Stochastic Gradient Methods: Bias, Stability and Generalization

Recent developments of stochastic optimization often suggest biased gradient estimators to improve either the robustness, communication efficiency or computational speed. Representative biased stochastic gradient methods (BSGMs) include Zeroth-order stochastic gradient descent (SGD), Clipped-SGD and SGD with delayed gradients. The practical success of BSGMs motivates a lot of convergence analysis to explain their impressive training behaviour. As a comparison, there is far less work on their generalization analysis, which is a central topic in modern machine learning. In this paper, we present the first framework to study the stability and generalization of BSGMs for convex and smooth problems. We introduce a generalized Lipschitz-type condition on gradient estimators and bias, under which we develop a rather general stability bound to show how the bias and the gradient estimators affect the stability.
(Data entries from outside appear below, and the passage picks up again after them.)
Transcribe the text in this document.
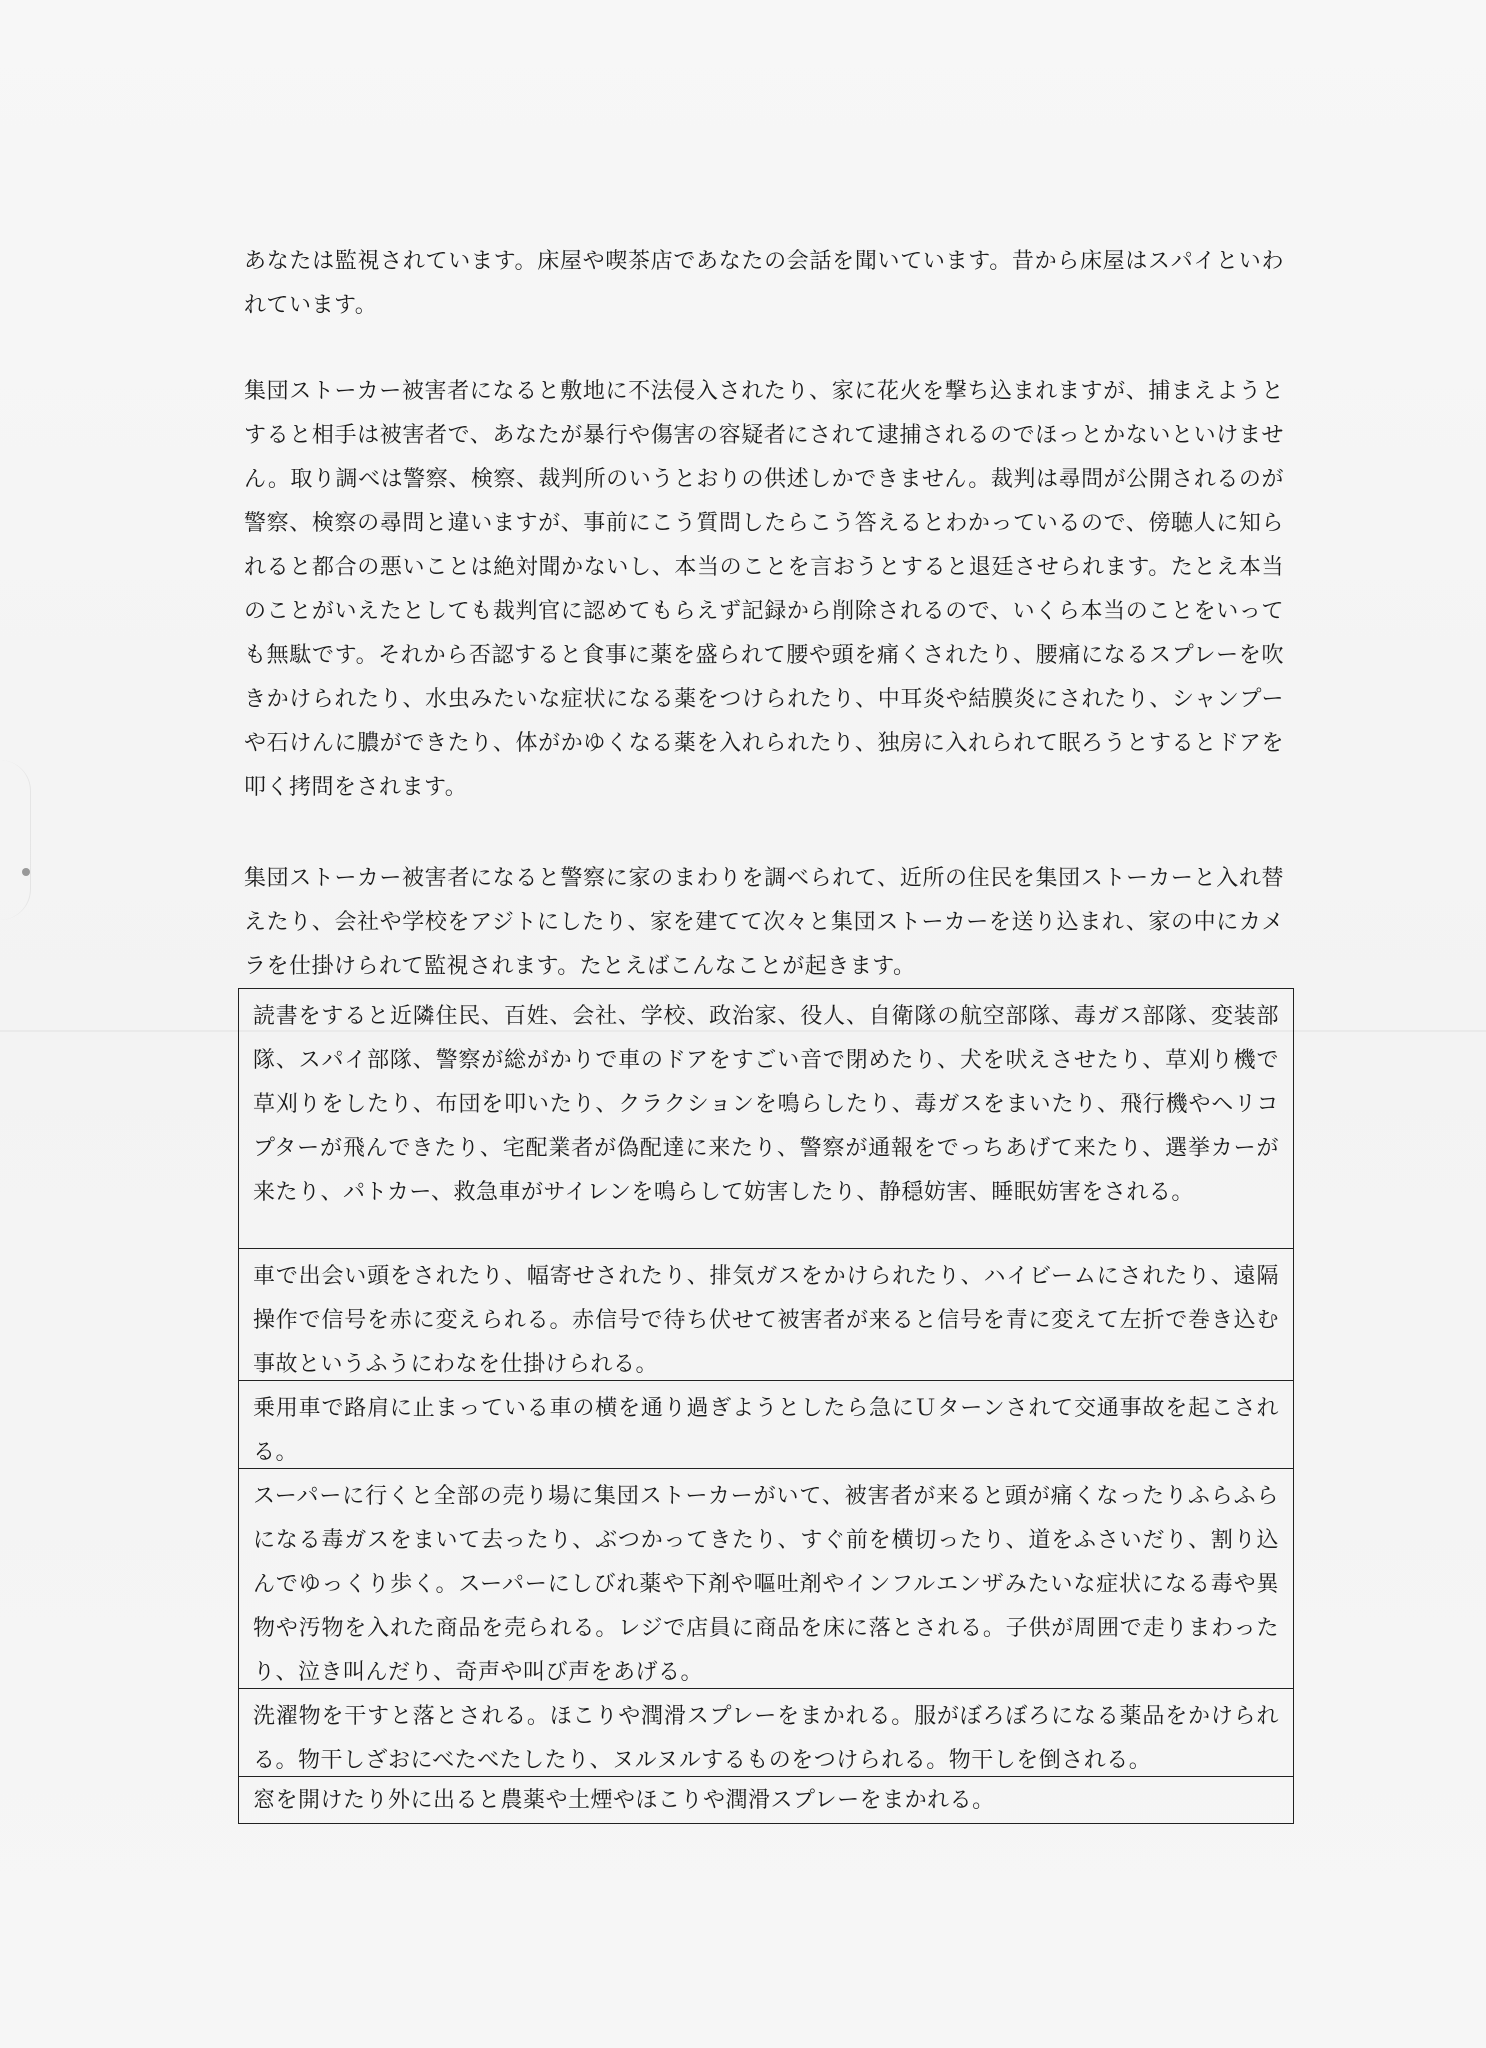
あなたは監視されています。床屋や喫茶店であなたの会話を聞いています。昔から床屋はスパイといわれています。

集団ストーカー被害者になると敷地に不法侵入されたり、家に花火を撃ち込まれますが、捕まえようとすると相手は被害者で、あなたが暴行や傷害の容疑者にされて逮捕されるのでほっとかないといけません。取り調べは警察、検察、裁判所のいうとおりの供述しかできません。裁判は尋問が公開されるのが警察、検察の尋問と違いますが、事前にこう質問したらこう答えるとわかっているので、傍聴人に知られると都合の悪いことは絶対聞かないし、本当のことを言おうとすると退廷させられます。たとえ本当のことがいえたとしても裁判官に認めてもらえず記録から削除されるので、いくら本当のことをいっても無駄です。それから否認すると食事に薬を盛られて腰や頭を痛くされたり、腰痛になるスプレーを吹きかけられたり、水虫みたいな症状になる薬をつけられたり、中耳炎や結膜炎にされたり、シャンプーや石けんに膿ができたり、体がかゆくなる薬を入れられたり、独房に入れられて眠ろうとするとドアを叩く拷問をされます。

集団ストーカー被害者になると警察に家のまわりを調べられて、近所の住民を集団ストーカーと入れ替えたり、会社や学校をアジトにしたり、家を建てて次々と集団ストーカーを送り込まれ、家の中にカメラを仕掛けられて監視されます。たとえばこんなことが起きます。

読書をすると近隣住民、百姓、会社、学校、政治家、役人、自衛隊の航空部隊、毒ガス部隊、変装部隊、スパイ部隊、警察が総がかりで車のドアをすごい音で閉めたり、犬を吠えさせたり、草刈り機で草刈りをしたり、布団を叩いたり、クラクションを鳴らしたり、毒ガスをまいたり、飛行機やヘリコプターが飛んできたり、宅配業者が偽配達に来たり、警察が通報をでっちあげて来たり、選挙カーが来たり、パトカー、救急車がサイレンを鳴らして妨害したり、静穏妨害、睡眠妨害をされる。
車で出会い頭をされたり、幅寄せされたり、排気ガスをかけられたり、ハイビームにされたり、遠隔操作で信号を赤に変えられる。赤信号で待ち伏せて被害者が来ると信号を青に変えて左折で巻き込む事故というふうにわなを仕掛けられる。
乗用車で路肩に止まっている車の横を通り過ぎようとしたら急にＵターンされて交通事故を起こされる。
スーパーに行くと全部の売り場に集団ストーカーがいて、被害者が来ると頭が痛くなったりふらふらになる毒ガスをまいて去ったり、ぶつかってきたり、すぐ前を横切ったり、道をふさいだり、割り込んでゆっくり歩く。スーパーにしびれ薬や下剤や嘔吐剤やインフルエンザみたいな症状になる毒や異物や汚物を入れた商品を売られる。レジで店員に商品を床に落とされる。子供が周囲で走りまわったり、泣き叫んだり、奇声や叫び声をあげる。
洗濯物を干すと落とされる。ほこりや潤滑スプレーをまかれる。服がぼろぼろになる薬品をかけられる。物干しざおにべたべたしたり、ヌルヌルするものをつけられる。物干しを倒される。
窓を開けたり外に出ると農薬や土煙やほこりや潤滑スプレーをまかれる。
We apply our general result to develop the first stability bound for Zeroth-order SGD with reasonable step size sequences, and the first stability bound for Clipped-SGD. While our stability analysis is developed for general BSGMs, the resulting stability bounds for both Zeroth-order SGD and Clipped-SGD match those of SGD under appropriate smoothing/clipping parameters. We combine the stability and convergence analysis together, and derive excess risk bounds of order $O(1/\sqrt{n})$ for both Zeroth-order SGD and Clipped-SGD, where $n$ is the sample size.